YILDIZ OLMANIN BEDELİ ÇIPLAK SAHNELER
Sonunda bir Amish kahramanını anlatan Witness adlı bu filmde rol aldı McGillis. Fakat o filmde senaryo gereği çıplak olarak kamera karşısına geçtiği sahne ise onun için çok zordu. Fiziksel görüntüsünden duyduğu hoşnutsuzluk nedeniyle birilerinin önünde kıyafetlerini çıkarmanın kendisi için kolay olmadığını, böyle sahnelerde kendisini tamamen savunmasız hissettiğini daha sonra söylemişti. Ama 1980'lerde çıplaklık, sinemada yıldız olmanın ödenmesi gereken bedeliydi.
Birçok sinemaseverin hafızasına adını yerleştiren Top Gun ise Kelly McGillis'in üçüncü sinema filmiydi. Her ne kadar rol için seçilmiş olsa da yine de başarısız olduğunu düşündü. Hatta bir keresinde yapımcılar Jerry Bruckheimer ve Don Simpson'a kendisini kovup kovmadıklarını sordu. Kendisi Grace Kelly ve Ingrid Bergman gibi efsane yıldızlarla kıyaslandığında da tek bir cümle kurdu: "Bir insan buna nasıl dayanabilir?"
ŞÖHRET ONU KORKUTTU
McGillis, çok çalışarak kafasının içindeki "şeytanları" uzaklaştırmak istedi. Fakat bu süreçte de başka bir korku ortaya çıktı. Top Gun ile yıldızı iyice parladıktan sonra Hollywood'un yıldız sisteminin kendisini kandırabileceğini düşünmeye başladı. Kendi deyimiyle "Bütün bu kandırmacanın ortasında aniden bir film yıldızı oldu." Ve bu onu korkuttu.

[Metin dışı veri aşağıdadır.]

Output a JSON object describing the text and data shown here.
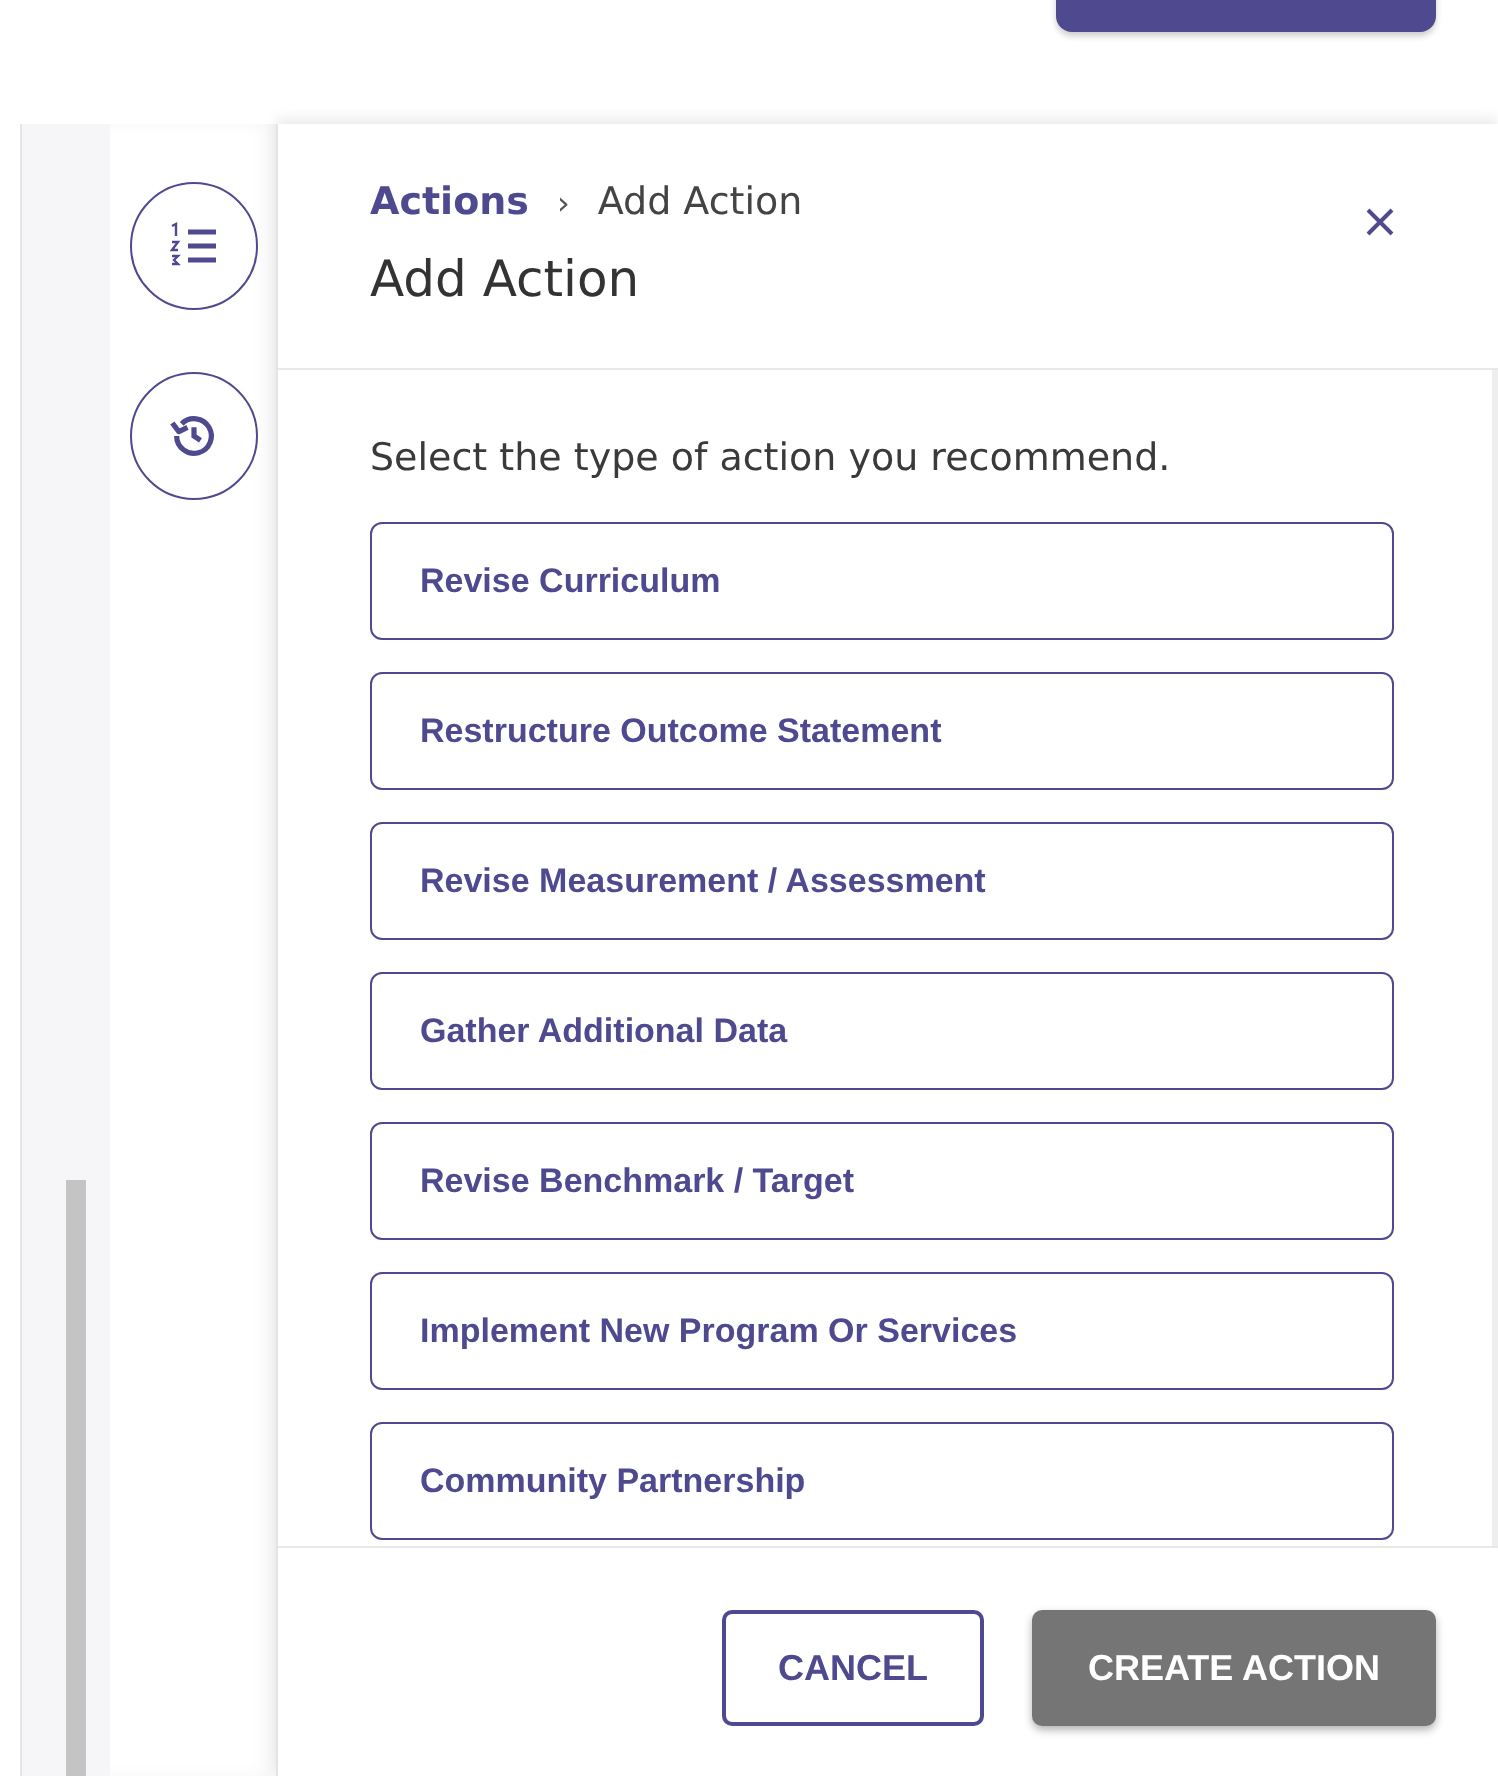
{
  "breadcrumb": {
    "parent": "Actions",
    "separator": "›",
    "current": "Add Action"
  },
  "title": "Add Action",
  "prompt": "Select the type of action you recommend.",
  "options": [
    {
      "label": "Revise Curriculum",
      "selected": false
    },
    {
      "label": "Restructure Outcome Statement",
      "selected": false
    },
    {
      "label": "Revise Measurement / Assessment",
      "selected": false
    },
    {
      "label": "Gather Additional Data",
      "selected": false
    },
    {
      "label": "Revise Benchmark / Target",
      "selected": false
    },
    {
      "label": "Implement New Program Or Services",
      "selected": false
    },
    {
      "label": "Community Partnership",
      "selected": false
    }
  ],
  "buttons": [
    {
      "label": "CANCEL",
      "kind": "secondary",
      "disabled": false
    },
    {
      "label": "CREATE ACTION",
      "kind": "primary",
      "disabled": true
    }
  ]
}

'KARAVANA GİDİP SAÇIMI KAZIDIM'
Kelly McGillis için Hollywood'daki kırılma noktası Abel Ferrera'nın 1989tarihli Cat Chaser adlı filmi oldu. Hatta bir keresinde bu filmi "Hayatımın en kötü deneyimi" diyerek nitelendirmişti. Bu filmin çekimleri sırasında rol arkadaşı Peter Weller ile bazı çatışmalar yaşadı. Çekimlere iki hafta ara verildiğinde ise kendisinden hiç beklenmeyen bir şey yaptı: Göğüslerini büyüttü, yani bir estetik operasyon geçirdi. Bundan sonra işler daha da karıştı. Kelly McGillis, yıllar sonra verdiği bir röportajda o filmden sonra şöyle düşündüğünü anlattı: "Eğer oyunculuk böyle olacaksa ben bunu yapmayacağım. Çekimlerin son gününde yönetmene benimle işinin bitip bitmediğini sordum. "Evet" dedi. Karavanıma gittim ve saçlarımı kazıdım. Dedim ki 'Bir daha asla oyunculuk yapmak istemiyorum."
KISA ZAMAN İÇİNDE İKİ KEZ ANNE OLDU
Bu deneyimin ardından Kelly McGillis altı aylık bir mola aldı ve o sırada hamile kaldı. Sonra bir yat satıcısı olan Fred Tillman ile evlendi. Bir bebeği daha oldu. Bundan bir süre sonra oyunculuğa döndü. Ama takvimler 1990'ları gösteriyordu ve bazı video filmleri ve küçük yapımlarda rol buldu.
HAYATINDAKİ BÜYÜK DEĞİŞİKLİK
1993 yılı da McGillis için çok da iyi bir yıl değildi. Kocası tutuklandı ve oyuncu bir kez daha basının gündeminde ilk sıralara çıktı. Tek neden Tillman'ın tutuklanması değildi. McGillis, kilo almıştı. Bu dönemde basın hiç acımadan onun fiziksel değişimini alaya aldı. Kelly McGillis ile Fred Tillman bu tutuklanma olayından bir yıl sonra aralarını düzelttiler. McGillis kocasına lüks bir yat satın aldı. Ama 1996'da o yat yandı. 2002'de de evlilikleri bitti. McGillis, ilerleyen yıllarda bir kadınla romantik ilişkiye girerek bu konudaki yaklaşımını da gözler önüne serdi.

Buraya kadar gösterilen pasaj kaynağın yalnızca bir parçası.